E per condurne al segno,
non giá di fragil cose
un tacito custode, un pio gran nume
ivi ancor pose, col perpetuo lume.
25In parte assai piú bassa fermar volse
due ancille, anzi due fere al peggior vòlte
e d’ogni ragion sciolte,
a cui l’opre mortal tutte rivolse.
Libidine a man destra il loco prese,
30e col fiero amor seco
e ’l desiderio accese
e l’odio venenoso e il tristo errore
e il van diletto e cieco
tra il concetto dolore:
35cosí questa al bramar ci sprona sempre,
se non è chi ’l suo corso o ferme o tempre.
Da la sinistra man suo furor tese
l’Iracondia matrigna, e sì ben finge,
ch’or ci ritiene or spinge,
40facendo sempre al vero aspre contese.
Qui l’affannosa spene e ’l timor vile,
qui ’l desperar dubioso
e l’audacia virile,
qui pon la fervid’ira sua malizia,
45e il pensiero ozioso
la sua fredda pigrizia.
Torbidi fien per questa i nostri passi,
se non è chi sua rabbia estingua o abbassi.
Tra sì contrari venti in cima siede,
50quale in poppa nocchier vigile e desto,
prudente, ardito e presto,
ch’a l’ondeggiar per vil pensier non cede,
questa nostra regina, e sé rimira,
suo loco e sua natura:
55in sé poi si ritira,
l’imperio prende e con la verga il freno
mantiene e si assecura
tranquilla il chiaro seno.
Allor l’opre mortal fien poi divine,
60singulari, ammirande e peregrine.
Tale è vostra cittá, quale è nostr’alma,
tal di vostra republica la forma,
che da Natura l’orma
del bon governo prende, ove s’incalma,
65magnanimi Signor, la miglior parte
che vostra patria adorna,
e il bel popul disparte.
Fra le passion ch’ai mondo ciascun guida,
chi a l’onorate corna,
70chi al fral voler di Mida,
sol vostra sede e questo bel Collegio
a vera e iusta gloria pone il pregio.
Questo è quel loco eccelso e quella cima,
donde la bella terra prende esemplo;
75questo è l’albergo e ’l tempio
de la rara virtú che ’l mondo estima.
Di qui la norma prende e la misura
il fortunato populo:
sotto la vostra cura
80libero, quieto e allegro vive in pace.
E come a l’onde ’l scopulo
immobil, fermo giace,
cosí vostri decreti e vostre legge
il vulgo errante ammira e sé corregge.
85Vostra virtú, Signori, e sante opre,
che da iustizia bella mai partirò,
a questo ornato giro
col vivo esemplo insegna quel ch’adopre;
poi con voce di fede e d’amor piena,
90di teneri ricordi
con dolce ornata scena,
ne invita a seguitar suo chiaro lume,
e vòl che sian concordi
nostra vita e costume
95con la legge, ciascun nel proprio officio,
con pio, sincero, grave e ver iudicio.
Qual maraviglia adunque ha se l’Arno,
se le campagne e i colli e se ’l ciel ride?
Gentil Signori, ’l grido
100de la publica fama mai fia indarno:
Fiorenza unita, libera, felice,
tranquilla in pace e lieta,
ricca, bella, vittrice.
Ma qual fia maraviglia a chi ben mire?
105Qui la forza non vieta
che a un segno ’l stral si tire:
e mostra qual sia il iusto e qual l’onesto
con l’opre il primo seggio, e col protesto.

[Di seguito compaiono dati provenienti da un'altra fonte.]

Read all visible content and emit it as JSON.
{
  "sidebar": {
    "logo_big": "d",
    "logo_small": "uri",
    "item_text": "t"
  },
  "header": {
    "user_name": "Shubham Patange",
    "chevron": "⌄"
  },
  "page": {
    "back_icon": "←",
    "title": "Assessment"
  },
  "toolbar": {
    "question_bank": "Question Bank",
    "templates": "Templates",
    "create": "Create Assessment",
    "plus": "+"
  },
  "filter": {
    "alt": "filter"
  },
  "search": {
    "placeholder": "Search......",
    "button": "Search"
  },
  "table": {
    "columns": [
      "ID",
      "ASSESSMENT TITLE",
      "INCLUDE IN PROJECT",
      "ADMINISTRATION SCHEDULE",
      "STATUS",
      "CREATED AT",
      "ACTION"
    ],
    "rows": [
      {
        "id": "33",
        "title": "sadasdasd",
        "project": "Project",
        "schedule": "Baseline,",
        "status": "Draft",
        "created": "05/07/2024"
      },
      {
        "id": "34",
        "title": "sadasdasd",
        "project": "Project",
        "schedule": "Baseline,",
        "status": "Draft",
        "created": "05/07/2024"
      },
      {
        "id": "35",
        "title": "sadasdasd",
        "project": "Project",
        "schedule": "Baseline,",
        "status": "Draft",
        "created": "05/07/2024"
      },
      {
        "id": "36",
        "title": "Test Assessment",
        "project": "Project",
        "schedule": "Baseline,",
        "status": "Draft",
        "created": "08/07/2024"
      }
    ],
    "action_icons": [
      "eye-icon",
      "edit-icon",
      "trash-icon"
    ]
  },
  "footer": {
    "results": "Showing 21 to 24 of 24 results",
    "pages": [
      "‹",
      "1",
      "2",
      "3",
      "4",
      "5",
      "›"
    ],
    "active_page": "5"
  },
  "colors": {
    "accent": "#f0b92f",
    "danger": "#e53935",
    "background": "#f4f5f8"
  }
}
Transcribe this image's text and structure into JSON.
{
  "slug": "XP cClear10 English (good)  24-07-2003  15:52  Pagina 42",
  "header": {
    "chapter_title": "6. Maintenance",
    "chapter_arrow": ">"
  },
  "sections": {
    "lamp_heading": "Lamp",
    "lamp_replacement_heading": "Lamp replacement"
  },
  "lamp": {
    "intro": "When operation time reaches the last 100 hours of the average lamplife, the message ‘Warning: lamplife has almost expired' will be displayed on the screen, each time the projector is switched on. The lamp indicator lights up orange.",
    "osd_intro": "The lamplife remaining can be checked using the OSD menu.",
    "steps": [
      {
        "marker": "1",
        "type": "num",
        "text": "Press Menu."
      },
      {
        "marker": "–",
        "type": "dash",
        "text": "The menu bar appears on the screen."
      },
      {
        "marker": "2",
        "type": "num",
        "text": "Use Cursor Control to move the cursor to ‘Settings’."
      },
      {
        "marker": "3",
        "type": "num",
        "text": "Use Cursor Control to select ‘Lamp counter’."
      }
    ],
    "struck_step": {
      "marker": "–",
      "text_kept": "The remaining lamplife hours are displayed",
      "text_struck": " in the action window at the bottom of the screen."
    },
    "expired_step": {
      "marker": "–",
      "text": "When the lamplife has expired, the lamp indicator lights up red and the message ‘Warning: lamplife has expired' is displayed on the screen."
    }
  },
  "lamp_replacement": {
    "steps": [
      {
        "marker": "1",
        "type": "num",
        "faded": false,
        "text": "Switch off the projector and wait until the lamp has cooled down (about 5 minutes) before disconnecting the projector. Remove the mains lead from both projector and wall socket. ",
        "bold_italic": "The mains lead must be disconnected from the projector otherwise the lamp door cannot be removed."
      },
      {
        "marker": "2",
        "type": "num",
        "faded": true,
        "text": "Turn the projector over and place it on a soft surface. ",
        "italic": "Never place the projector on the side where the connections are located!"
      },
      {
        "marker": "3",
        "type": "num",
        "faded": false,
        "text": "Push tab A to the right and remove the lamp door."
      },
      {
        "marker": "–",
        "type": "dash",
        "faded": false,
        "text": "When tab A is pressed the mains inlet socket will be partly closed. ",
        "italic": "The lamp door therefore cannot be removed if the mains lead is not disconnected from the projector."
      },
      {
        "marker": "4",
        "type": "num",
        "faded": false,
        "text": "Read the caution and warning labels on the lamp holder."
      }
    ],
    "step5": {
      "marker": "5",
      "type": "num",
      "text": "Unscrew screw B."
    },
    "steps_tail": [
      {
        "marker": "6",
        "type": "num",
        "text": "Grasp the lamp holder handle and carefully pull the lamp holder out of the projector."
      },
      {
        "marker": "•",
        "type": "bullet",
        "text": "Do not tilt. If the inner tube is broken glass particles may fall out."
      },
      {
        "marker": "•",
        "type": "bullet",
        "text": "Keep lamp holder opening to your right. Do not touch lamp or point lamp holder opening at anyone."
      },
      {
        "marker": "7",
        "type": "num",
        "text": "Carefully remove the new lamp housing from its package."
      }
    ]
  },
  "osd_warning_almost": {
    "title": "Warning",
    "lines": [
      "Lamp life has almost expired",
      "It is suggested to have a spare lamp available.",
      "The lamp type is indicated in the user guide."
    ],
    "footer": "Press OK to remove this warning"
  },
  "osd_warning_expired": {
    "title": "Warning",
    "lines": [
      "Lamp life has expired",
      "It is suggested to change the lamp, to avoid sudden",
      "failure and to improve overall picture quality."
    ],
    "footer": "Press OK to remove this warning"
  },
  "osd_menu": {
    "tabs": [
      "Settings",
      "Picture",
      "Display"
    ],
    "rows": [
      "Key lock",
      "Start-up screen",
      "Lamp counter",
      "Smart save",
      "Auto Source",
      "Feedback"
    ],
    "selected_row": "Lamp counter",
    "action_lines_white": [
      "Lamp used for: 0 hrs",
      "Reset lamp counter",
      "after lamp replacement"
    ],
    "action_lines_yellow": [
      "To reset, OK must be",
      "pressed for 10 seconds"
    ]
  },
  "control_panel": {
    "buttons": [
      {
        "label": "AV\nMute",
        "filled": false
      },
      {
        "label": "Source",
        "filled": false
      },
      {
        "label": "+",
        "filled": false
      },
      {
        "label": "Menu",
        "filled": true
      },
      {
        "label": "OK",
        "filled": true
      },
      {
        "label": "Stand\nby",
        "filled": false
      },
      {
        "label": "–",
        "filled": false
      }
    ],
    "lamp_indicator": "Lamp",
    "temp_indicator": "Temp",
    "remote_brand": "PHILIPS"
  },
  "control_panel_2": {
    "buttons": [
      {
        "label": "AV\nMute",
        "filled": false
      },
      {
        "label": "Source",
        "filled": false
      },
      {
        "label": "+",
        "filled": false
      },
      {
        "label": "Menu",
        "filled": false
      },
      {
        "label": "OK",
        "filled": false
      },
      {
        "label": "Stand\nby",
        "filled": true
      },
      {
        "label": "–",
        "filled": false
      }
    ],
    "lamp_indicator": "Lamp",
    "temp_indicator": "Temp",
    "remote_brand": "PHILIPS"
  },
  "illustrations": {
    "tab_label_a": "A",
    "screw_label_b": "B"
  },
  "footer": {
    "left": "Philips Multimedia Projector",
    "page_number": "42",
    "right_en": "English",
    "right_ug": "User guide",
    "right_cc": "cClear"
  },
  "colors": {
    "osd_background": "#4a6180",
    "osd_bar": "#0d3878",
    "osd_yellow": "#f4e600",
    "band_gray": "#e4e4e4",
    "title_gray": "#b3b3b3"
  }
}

Non minor luce adunque qui è permesso,
110di quanto vostro lume ne concede,
né piú termine eccede,
che da l’imperio vostro sia commesso.
Seguirem l’orme e’ vostri ver precetti
con diligenza e fede,
115con puri e bon concetti,
quanto nostra virtú bassa comporta,
quanto lo ingegno vede.
Ben fia la voglia scorta
a l’onor sempre et a grandezza e possa
120di vostra eccelsa patria gloriosa.
Allegra, reverente, umil, ioconda,
a questo bel Collegio qui ristretto
mia canzone risponda,
né li suoi vizi asconda
125la inculta rima, onde io venia cheggio
al bel vostro, onorato, inclito seggio.